Streaming Analytics: Using Web IDE for Machine Learning
Predictive analysis can potentially be pretty complex and intimidating to set up. While the applications for it are practically endless, the learning curve can be a challenge. However, whether you’re a data scientist, or simply a developer that wants to start working with machine learning, SAP HANA streaming analytics provides a simple interface to get you started.
In streaming analytics (and of course, SAP HANA itself), you don’t need to be an expert on data mining to have data work for you. On top of that, you can do practically everything through your browser – which is where we get to the HANA Web IDE.
I’ve talked about the machine learning capabilities of streaming analytics in a previous blog, but never really delved into the whole process. In summary, streaming analytics can apply predictive analysis functions to streaming data in real time, using customized machine learning models.

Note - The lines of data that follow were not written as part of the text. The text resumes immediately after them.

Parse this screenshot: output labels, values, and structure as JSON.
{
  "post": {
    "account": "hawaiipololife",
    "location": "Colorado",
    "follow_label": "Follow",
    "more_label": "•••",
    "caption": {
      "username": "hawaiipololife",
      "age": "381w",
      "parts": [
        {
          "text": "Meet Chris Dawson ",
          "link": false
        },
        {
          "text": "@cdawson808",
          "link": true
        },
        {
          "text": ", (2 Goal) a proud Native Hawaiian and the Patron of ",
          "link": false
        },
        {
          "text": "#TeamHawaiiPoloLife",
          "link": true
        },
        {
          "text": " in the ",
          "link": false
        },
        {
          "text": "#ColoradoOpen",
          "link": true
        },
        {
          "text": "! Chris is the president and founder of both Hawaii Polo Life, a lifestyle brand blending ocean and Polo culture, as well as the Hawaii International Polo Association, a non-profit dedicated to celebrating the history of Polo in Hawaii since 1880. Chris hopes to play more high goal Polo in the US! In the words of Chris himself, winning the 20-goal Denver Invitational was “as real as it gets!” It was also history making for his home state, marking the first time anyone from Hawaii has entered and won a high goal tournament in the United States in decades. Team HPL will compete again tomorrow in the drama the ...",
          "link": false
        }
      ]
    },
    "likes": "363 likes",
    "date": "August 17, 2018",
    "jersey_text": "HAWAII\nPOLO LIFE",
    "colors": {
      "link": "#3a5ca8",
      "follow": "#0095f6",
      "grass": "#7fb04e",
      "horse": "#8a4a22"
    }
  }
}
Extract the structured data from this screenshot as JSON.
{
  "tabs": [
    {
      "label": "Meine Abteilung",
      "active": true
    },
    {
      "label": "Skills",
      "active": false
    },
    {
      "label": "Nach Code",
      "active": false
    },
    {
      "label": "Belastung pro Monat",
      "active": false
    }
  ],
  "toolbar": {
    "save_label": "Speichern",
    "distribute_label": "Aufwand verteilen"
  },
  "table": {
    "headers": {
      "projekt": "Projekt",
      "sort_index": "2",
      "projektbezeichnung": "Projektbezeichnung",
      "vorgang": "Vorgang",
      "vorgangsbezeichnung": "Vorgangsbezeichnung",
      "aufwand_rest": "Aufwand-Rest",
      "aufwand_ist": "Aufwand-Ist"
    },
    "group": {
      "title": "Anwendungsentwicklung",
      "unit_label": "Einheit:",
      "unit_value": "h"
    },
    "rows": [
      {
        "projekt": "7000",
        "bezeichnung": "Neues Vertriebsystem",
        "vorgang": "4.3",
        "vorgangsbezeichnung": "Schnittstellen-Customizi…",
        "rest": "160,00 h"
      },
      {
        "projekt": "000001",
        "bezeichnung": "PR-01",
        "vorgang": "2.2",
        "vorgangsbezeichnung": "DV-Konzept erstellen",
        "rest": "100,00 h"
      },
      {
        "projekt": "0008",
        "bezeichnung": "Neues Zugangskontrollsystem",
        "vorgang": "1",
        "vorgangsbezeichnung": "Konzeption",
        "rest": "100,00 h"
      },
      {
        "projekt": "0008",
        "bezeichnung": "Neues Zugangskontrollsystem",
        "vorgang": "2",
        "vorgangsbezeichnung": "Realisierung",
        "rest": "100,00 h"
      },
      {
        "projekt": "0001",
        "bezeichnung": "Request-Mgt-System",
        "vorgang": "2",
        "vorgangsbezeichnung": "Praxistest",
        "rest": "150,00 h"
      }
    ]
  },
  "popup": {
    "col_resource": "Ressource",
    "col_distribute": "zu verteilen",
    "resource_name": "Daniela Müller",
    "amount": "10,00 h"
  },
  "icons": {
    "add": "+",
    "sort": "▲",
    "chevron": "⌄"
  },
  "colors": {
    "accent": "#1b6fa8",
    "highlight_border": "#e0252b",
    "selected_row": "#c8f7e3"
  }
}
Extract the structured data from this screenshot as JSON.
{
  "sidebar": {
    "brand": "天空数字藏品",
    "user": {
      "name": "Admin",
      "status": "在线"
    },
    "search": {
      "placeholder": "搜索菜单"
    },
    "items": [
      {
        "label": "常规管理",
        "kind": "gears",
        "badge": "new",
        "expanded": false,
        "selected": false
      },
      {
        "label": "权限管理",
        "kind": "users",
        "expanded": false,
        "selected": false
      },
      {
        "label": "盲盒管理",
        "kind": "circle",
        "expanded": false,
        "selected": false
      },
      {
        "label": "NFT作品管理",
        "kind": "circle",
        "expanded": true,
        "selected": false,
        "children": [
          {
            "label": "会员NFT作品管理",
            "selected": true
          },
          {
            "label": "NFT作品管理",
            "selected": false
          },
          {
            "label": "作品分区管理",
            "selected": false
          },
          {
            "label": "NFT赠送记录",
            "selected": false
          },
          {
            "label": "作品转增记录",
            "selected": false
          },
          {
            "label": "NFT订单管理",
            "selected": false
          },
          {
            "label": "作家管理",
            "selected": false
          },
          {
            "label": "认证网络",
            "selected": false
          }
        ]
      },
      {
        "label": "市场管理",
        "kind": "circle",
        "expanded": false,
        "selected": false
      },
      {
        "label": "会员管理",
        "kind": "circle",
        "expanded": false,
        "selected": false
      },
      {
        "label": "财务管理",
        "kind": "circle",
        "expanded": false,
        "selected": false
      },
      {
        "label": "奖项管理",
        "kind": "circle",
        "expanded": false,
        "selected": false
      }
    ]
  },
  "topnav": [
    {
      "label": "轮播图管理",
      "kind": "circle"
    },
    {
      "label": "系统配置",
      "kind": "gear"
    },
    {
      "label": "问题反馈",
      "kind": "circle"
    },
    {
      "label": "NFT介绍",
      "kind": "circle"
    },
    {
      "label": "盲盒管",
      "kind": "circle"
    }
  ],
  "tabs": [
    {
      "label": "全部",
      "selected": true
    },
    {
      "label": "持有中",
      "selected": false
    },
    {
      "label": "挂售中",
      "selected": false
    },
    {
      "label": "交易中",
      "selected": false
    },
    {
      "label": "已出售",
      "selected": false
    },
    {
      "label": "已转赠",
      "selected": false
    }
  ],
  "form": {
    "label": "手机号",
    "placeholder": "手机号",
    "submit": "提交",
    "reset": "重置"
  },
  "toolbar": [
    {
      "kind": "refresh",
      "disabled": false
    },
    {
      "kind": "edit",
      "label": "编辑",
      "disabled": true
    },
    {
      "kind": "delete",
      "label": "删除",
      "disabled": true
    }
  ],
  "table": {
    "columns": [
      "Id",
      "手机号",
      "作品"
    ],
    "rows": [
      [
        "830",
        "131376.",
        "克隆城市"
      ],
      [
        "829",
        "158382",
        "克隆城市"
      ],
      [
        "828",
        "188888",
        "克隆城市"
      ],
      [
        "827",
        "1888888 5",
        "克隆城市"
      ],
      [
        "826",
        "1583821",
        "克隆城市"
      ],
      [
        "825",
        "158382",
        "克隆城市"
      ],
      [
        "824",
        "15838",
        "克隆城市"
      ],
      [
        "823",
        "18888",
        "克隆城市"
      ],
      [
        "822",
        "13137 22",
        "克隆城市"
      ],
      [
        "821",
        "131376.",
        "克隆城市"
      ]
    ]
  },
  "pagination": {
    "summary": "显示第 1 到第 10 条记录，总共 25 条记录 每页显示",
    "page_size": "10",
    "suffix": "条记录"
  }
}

This means you can keep getting better and better data without manually entering massive amounts of information multiple times (though if you want to do that, streaming analytics can handle that too).
Before getting into specifics for Web IDE, here’s a quick reminder of the types of models we have available in streaming analytics:
- Hoeffding Tree Training for Classification, which continuously works to discover predictive relationships, even as the streaming data changes.
- Hoeffding Tree Scoring for Classification, which applies the trained predictive model to the data.
- Decision Tree Scoring, which applies a predictive model to trained models imported from SAP HANA tables.
- DenStream Clustering, which groups and prunes data object points, based on their weighted significance.
You can read more about each model type in the streaming analytics documentation.
In contrast to some earlier content, this blog is a more comprehensive, start-to-finish guide on how to work with them in Web IDE and the streaming analytics runtime tool.
Note: If you’ve worked with the streaming runtime tool before and have existing workspaces and a HANA data service, skip ahead to Part 3.
Part 1: Enabling the streaming analytics runtime tool (or SRTT for short)
In Web IDE, there are two main ways to prep a machine learning model for use in a streaming analytics project:
- Create a model directly in the plugin.
- Import a workspace and all of its models into SRTT, then edit the models there.
Either way, you’ll need to have both streaming plugins enabled in the Web IDE.
Part 2: Choosing a workspace and connecting to HANA
Next, you’ll need a workspace to put models into.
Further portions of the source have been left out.